I suppose everybody who has worked with Pytorch knows the errorRuntimeError: CUDA error: device-side assert triggered
to some extend.
I'm generating a lot of data with GPU-Code in my script (200k+ long vectors), so it takes a while.
I'm doing this in batches via a generator as I do not have the memory to store all vectors in my GPU at once. The generator has the following structure:
for i in range(0, len(inputs), batch_size):
try:
<generate the vectors>
yield 1, <the vectors> # Here it was successful
except RuntimeError:
print(f'could not generate vectors {index} to {index + batch_size}')

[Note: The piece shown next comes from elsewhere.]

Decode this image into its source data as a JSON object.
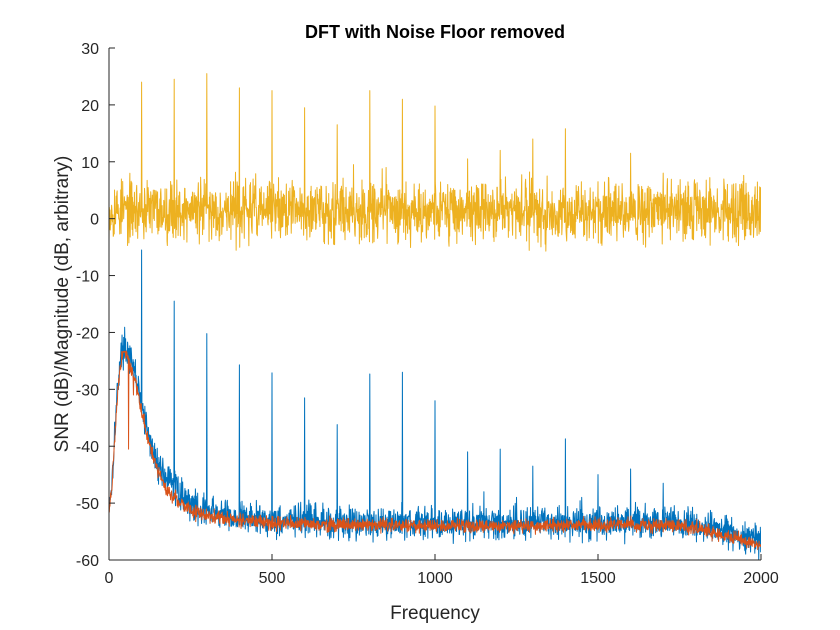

yield 0, (i, i+ batch_size) # Here the input was malformed
I know that some of the input is malformed to the point that generating vectors from it will fail with a runtime error and that's fine, it's not even 1% of my dataset. I want to get the indices and deal with it later.
Here's my problem
Once vector creation fails, the GPU is basically bricked and will respond to all requests with aforementioned error. Validating all input beforehand would be cumbersome and slow. I don't want to do it. I want to roll over all malformed inputs and deal with it later.
My question is
How can I recover the GPU from this bricked state as easy and fast as possible? All questions that I have found so far ask about fixing the underlying error, which I do not need to do. I just want to get on with generating vectors from my dataset.